Discussão promovida no 22º Encontro de
Líderes mostra as saídas complexas para um legislação em linha com
anseios da sociedade
Há algumas premissas prováveis no
processo de reforma política do País. Primeira, a tal reforma (no
sentido amplo de corresponder entre o desejo do eleitor ao votar e
o resultado final das urnas) não deverá se concretizar, porque, no
máximo, alguns novos ajustes no sistema eleitoral serão aprovados.
Segunda, a aprovação da matéria não deve ocorrer logo, porque a
reforma da Previdência Social deverá concentrar a energia, debates
e atenção dos parlamentares pelo menos no primeiro semestre.

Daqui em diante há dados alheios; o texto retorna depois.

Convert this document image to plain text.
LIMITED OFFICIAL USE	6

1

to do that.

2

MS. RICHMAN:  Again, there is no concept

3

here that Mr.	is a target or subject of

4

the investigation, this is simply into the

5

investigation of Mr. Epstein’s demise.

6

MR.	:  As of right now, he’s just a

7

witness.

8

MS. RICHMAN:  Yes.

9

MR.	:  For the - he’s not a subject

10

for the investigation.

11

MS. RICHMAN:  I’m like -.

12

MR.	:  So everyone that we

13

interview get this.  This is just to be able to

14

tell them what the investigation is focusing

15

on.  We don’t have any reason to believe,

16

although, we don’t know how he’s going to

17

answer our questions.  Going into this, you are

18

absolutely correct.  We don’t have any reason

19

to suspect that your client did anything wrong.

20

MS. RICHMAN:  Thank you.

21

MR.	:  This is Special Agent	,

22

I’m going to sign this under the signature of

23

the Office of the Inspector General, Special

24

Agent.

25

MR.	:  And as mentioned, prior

Mesmo
assim, a reforma política, tema do painel que reuniu o ex-deputado
Paulo Delgado, o senador Aloysio Nunes e o professor Fernando
Abrucio (FGV/SP), com moderação do presidente da CNseg, Marcio
Coriolano, é tida como estratégica para a normalidade da vida
econômica e para o exercício pleno da democracia.
Em suas palavras iniciais, Marcio
Coriolano destacou que, embora a tradição no mundo corporativo
tenha sido a de discutir os impactos econômicos sobre os mercados
nos últimos anos, hoje há uma clara interligação entre fatores
econômicos, sociais e políticos (aliás, tripé de temas do 22º
Encontro de Líderes) e consequências. “A interdependência desses
fatores é óbvia”, assinalou ele.
Não é por acaso que hoje é necessário
considerá-los (fatores econômicos, políticos e sociais)
conjuntamente. Não é por acaso que o futuro do Brasil, incorporando
crescimento sustentável, ética na política, moral na sociedade,
depende da aprovação das reformas anunciadas pelo governo. Daí
porque, nesse sentido, “todas as esperanças e expectativas se
voltam cada vez mais para o Congresso Nacional”, declarou ele.
Entretanto, segundo especialistas, as
modificações profundas reclamadas pela sociedade, incluindo mexidas
efetivas no sistema eleitoral, no financiamento eleitoral e
partidário, nas regras de coligações, na alteração das datas de
posses, entre outros pontos de uma reforma política mais ampla,
continuarão sendo aprovadas gradualmente.
O professor Fernando Abrucio, autor de
uma das palestras, faz parte dos que não acreditam numa reforma
ampla, mas em mudanças pontuais no sistema eleitoral. “A reforma
eleitoral é importante, mas reforma política é algo mais amplo”,
lembra ele, para quem, apesar de estar longe de ser o modelo ideal,
o atual sistema eleitoral é funcional.
A seu ver, o mais provável é que as
mudanças políticas tomem como base o projeto aprovado no Senado- a
PEC/2016. Entre suas qualidades, a perspectiva de reduzir a
fragmentação partidária e proporcionar aumento da
representatividade; e criar partidos e alianças mais estáveis, em
detrimento da “geleia geral” existente hoje nas coalizões. Entre
limites e fragilidades, o fato de a aprovação da matéria encontrar
um ambiente pouco amigável na Câmara dos Deputados- por afetar
interesses dos partidos menores- e de não haver alusão à
modificação na governança dos partidos, um remédio contra a
oligarquização partidária. E muitos desafios sem respostas: como
aumentar a permeabilidade social dos partidos e assegurar melhoria
do controle institucional dos governos sem impedir a ação dos
eleitos, por exemplo.
Paulo Delgado reconhece que a reforma
política ideal continuará a andar de lado, concordando que o mais
provável é que ocorram ajustes pontuais no atual modelo.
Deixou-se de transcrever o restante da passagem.